Nonlinear rheology of colloidal dispersions

TL;DR

This paper reviews theoretical approaches to understanding the nonlinear flow behavior of colloidal dispersions, focusing on how microscopic interactions influence macroscopic rheology across different particle concentrations.

Contribution

It provides a comprehensive overview of recent theoretical methods for predicting the rheology and microstructure of colloidal dispersions under flow, especially in high concentration regimes.

Findings

Analysis of low volume fraction systems with exact results

Insights into high volume fraction and dynamically arrested states

Discussion of challenges in modeling complex flow behaviors

Abstract

Colloidal dispersions are commonly encountered in everyday life and represent an important class of complex fluid. Of particular significance for many commercial products and industrial processes is the ability to control and manipulate the macroscopic flow response of a dispersion by tuning the microscopic interactions between the constituents. An important step towards attaining this goal is the development of robust theoretical methods for predicting from first-principles the rheology and nonequilibrium microstructure of well defined model systems subject to external flow.

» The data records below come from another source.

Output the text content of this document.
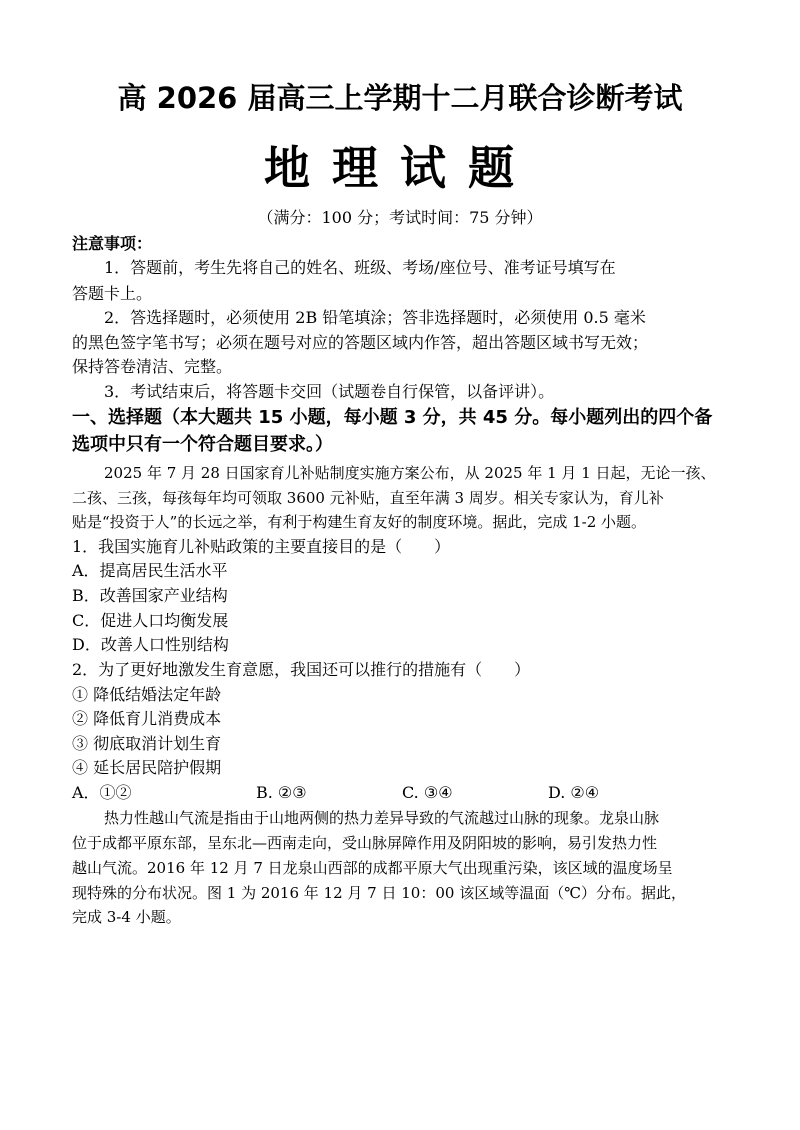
高 2026 届高三上学期十二月联合诊断考试
地理试题
（满分：100 分；考试时间：75 分钟）
注意事项：
1．答题前，考生先将自己的姓名、班级、考场/座位号、准考证号填写在
答题卡上。
2．答选择题时，必须使用 2B 铅笔填涂；答非选择题时，必须使用 0.5 毫米
的黑色签字笔书写；必须在题号对应的答题区域内作答，超出答题区域书写无效；
保持答卷清洁、完整。
3．考试结束后，将答题卡交回（试题卷自行保管，以备评讲）。
一、选择题（本大题共 15 小题，每小题 3 分，共 45 分。每小题列出的四个备
选项中只有一个符合题目要求。）
2025 年 7 月 28 日国家育儿补贴制度实施方案公布，从 2025 年 1 月 1 日起，无论一孩、
二孩、三孩，每孩每年均可领取 3600 元补贴，直至年满 3 周岁。相关专家认为，育儿补
贴是“投资于人”的长远之举，有利于构建生育友好的制度环境。据此，完成 1-2 小题。
1．我国实施育儿补贴政策的主要直接目的是（　　）
A．提高居民生活水平
B．改善国家产业结构
C．促进人口均衡发展
D．改善人口性别结构
2．为了更好地激发生育意愿，我国还可以推行的措施有（　　）
① 降低结婚法定年龄
② 降低育儿消费成本
③ 彻底取消计划生育
④ 延长居民陪护假期
A．①②	B. ②③	C. ③④	D. ②④
热力性越山气流是指由于山地两侧的热力差异导致的气流越过山脉的现象。龙泉山脉
位于成都平原东部，呈东北—西南走向，受山脉屏障作用及阴阳坡的影响，易引发热力性
越山气流。2016 年 12 月 7 日龙泉山西部的成都平原大气出现重污染，该区域的温度场呈
现特殊的分布状况。图 1 为 2016 年 12 月 7 日 10：00 该区域等温面（℃）分布。据此，
完成 3-4 小题。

In this review we give an overview of some promising theoretical approaches and the phenomena they seek to describe, focusing, for simplicity, on systems for which the colloidal particles interact via strongly repulsive, spherically symmetric interactions. In presenting the various theories, we will consider first low volume fraction systems, for which a number of exact results may be derived, before moving on to consider the intermediate and high volume fraction states which present both the most interesting physics and the most demanding technical challenges. In the high volume fraction regime particular emphasis will be given to the rheology of dynamically arrested states.